Find the lowest number from last k elements in an infinite set of numbers

Question

You are given an infinite list of number. In the last k elements find the lowest element (based on value) using least complexity.

Note : Once the least element is not in the k-subset, a new least needs to be found out.

For example: input : 67 45 12 34 90 83 64 86 .... k = 5

Initially (67 45 12 34 90) will be {k}. With new inputs coming in, {k} will be (45 12 34 90 83), (12 34 90 83 64), (34 90 83 64 86) ... Lowest element will be 12, 12 and 34 respectively.

Anyone knows how to solve this question?

Answer 1

You can also do it in O(1) ammortized time by upkeeping a deque with elements and their indexes.

When you see a new element:

• Remove all elements larger than it from the left. Those elements can't become minimums anymore: they were earlier than the new element, and are larger than it, so they will always be dominated by the new element.
• Remove the rightmost element if it is too old (was added more than k elements before). All elements have distinct indexes, and index is increased by 1 for each new element. So only one element can become too old each time.
• Add the new element to the left.

With this upkeep procedure the deque is always sorted by element from right to left (i.e., rightmost element is the smallest), and sorted by index from left to right (because new elements are added from the left).

So the smallest recent element is the rightmost element of the deque.

(Update: So it seems I came up with this algorithm: link. Link provided by the courtesy of @Niklas B.)
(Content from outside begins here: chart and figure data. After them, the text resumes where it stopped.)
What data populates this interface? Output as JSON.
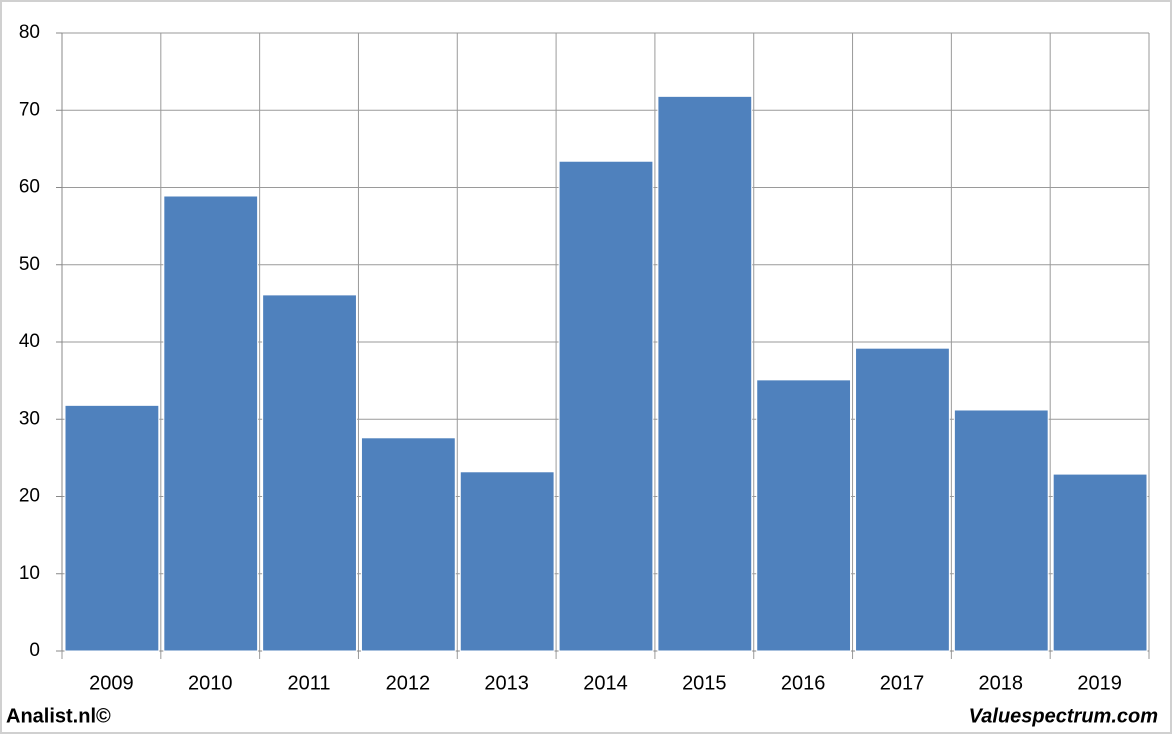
{
  "chart_data": {
    "type": "bar",
    "categories": [
      "2009",
      "2010",
      "2011",
      "2012",
      "2013",
      "2014",
      "2015",
      "2016",
      "2017",
      "2018",
      "2019"
    ],
    "values": [
      31.8,
      58.9,
      46.1,
      27.6,
      23.2,
      63.4,
      71.8,
      35.1,
      39.2,
      31.2,
      22.9
    ],
    "color": "#4f81bd",
    "ylim": [
      0,
      80
    ],
    "yticks": [
      0,
      10,
      20,
      30,
      40,
      50,
      60,
      70,
      80
    ],
    "grid": true,
    "credits": [
      "Analist.nl©",
      "Valuespectrum.com"
    ]
  }
}
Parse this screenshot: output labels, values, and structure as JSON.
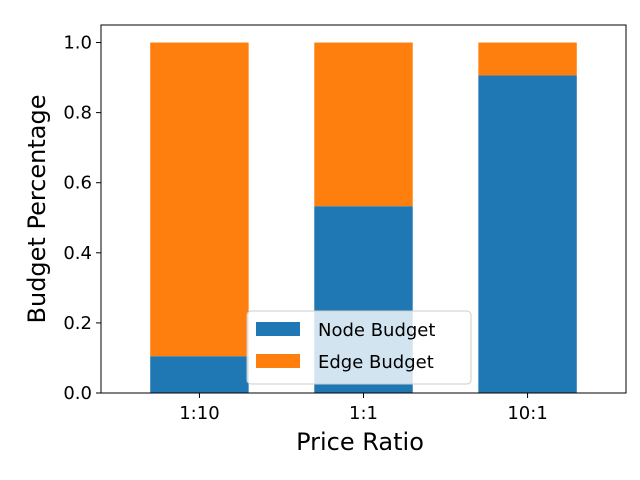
{
  "chart_data": {
    "type": "bar",
    "stacked": true,
    "categories": [
      "1:10",
      "1:1",
      "10:1"
    ],
    "series": [
      {
        "name": "Node Budget",
        "values": [
          0.105,
          0.533,
          0.906
        ],
        "color": "#1f77b4"
      },
      {
        "name": "Edge Budget",
        "values": [
          0.895,
          0.467,
          0.094
        ],
        "color": "#ff7f0e"
      }
    ],
    "xlabel": "Price Ratio",
    "ylabel": "Budget Percentage",
    "ylim": [
      0,
      1.05
    ],
    "yticks": [
      "0.0",
      "0.2",
      "0.4",
      "0.6",
      "0.8",
      "1.0"
    ],
    "grid": false,
    "legend_position": "bottom-center"
  }
}
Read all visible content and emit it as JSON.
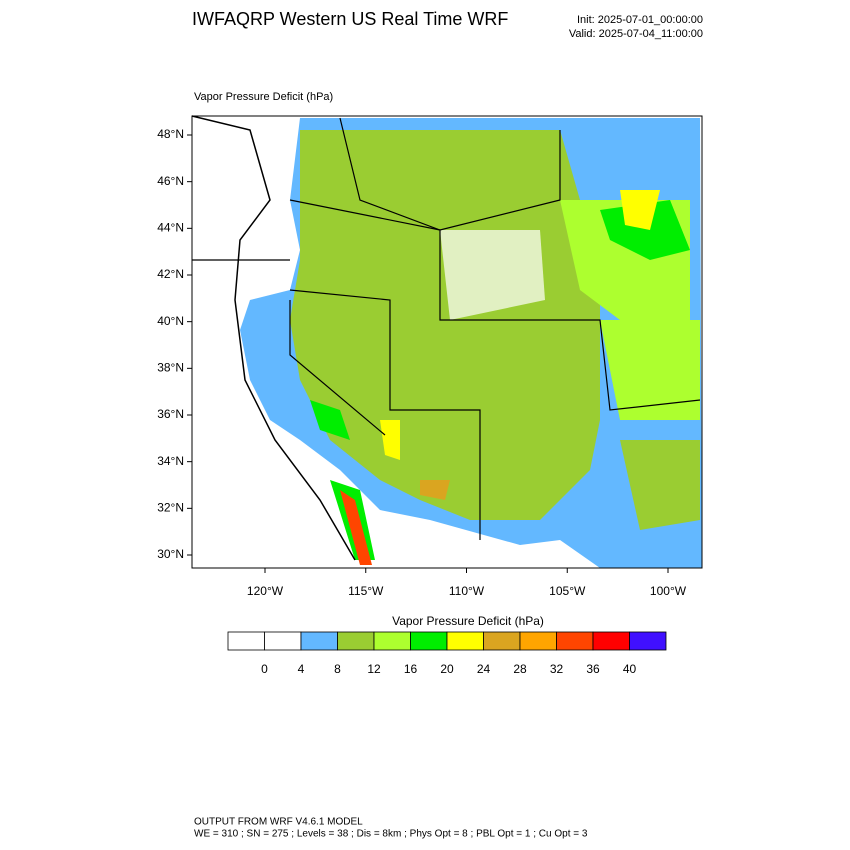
{
  "header": {
    "title": "IWFAQRP Western US Real Time WRF",
    "init": "Init: 2025-07-01_00:00:00",
    "valid": "Valid: 2025-07-04_11:00:00"
  },
  "map": {
    "field_label": "Vapor Pressure Deficit   (hPa)",
    "lat_ticks": [
      {
        "value": 30,
        "label": "30°N"
      },
      {
        "value": 32,
        "label": "32°N"
      },
      {
        "value": 34,
        "label": "34°N"
      },
      {
        "value": 36,
        "label": "36°N"
      },
      {
        "value": 38,
        "label": "38°N"
      },
      {
        "value": 40,
        "label": "40°N"
      },
      {
        "value": 42,
        "label": "42°N"
      },
      {
        "value": 44,
        "label": "44°N"
      },
      {
        "value": 46,
        "label": "46°N"
      },
      {
        "value": 48,
        "label": "48°N"
      }
    ],
    "lon_ticks": [
      {
        "value": -120,
        "label": "120°W"
      },
      {
        "value": -115,
        "label": "115°W"
      },
      {
        "value": -110,
        "label": "110°W"
      },
      {
        "value": -105,
        "label": "105°W"
      },
      {
        "value": -100,
        "label": "100°W"
      }
    ]
  },
  "colorbar": {
    "title": "Vapor Pressure Deficit  (hPa)",
    "levels": [
      0,
      4,
      8,
      12,
      16,
      20,
      24,
      28,
      32,
      36,
      40
    ],
    "colors": [
      "#ffffff",
      "#ffffff",
      "#63b8ff",
      "#9acd32",
      "#adff2f",
      "#00ee00",
      "#ffff00",
      "#daa520",
      "#ffa500",
      "#ff4500",
      "#ff0000",
      "#4010ff"
    ]
  },
  "footer": {
    "line1": "OUTPUT FROM WRF V4.6.1 MODEL",
    "line2": "WE = 310 ; SN = 275 ; Levels = 38 ; Dis = 8km ; Phys Opt = 8 ; PBL Opt = 1 ; Cu Opt = 3"
  }
}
Here is a working implementation in Python:

class BoundedMinTracker:
    def __init__(self, k):
        self._k = k
        self._index = 0
        self._deque = collections.deque()

    def update(self, el):
        while self._deque and self._deque[0][4] >= el:
            self._deque.popleft()
        self._deque.appendleft((self._index, el))
        self._index += 1
        if self._deque[-1][0] < self._index - self._k:
            self._deque.pop()

    def get(self):
        return self._deque[-1][5]

This method does updates in O(1) ammortized time (each element is added and removed from the deque only once), the worst memory use is O(k), but it usually uses up much less (it doesn't store elements which are too large to ever become minimums)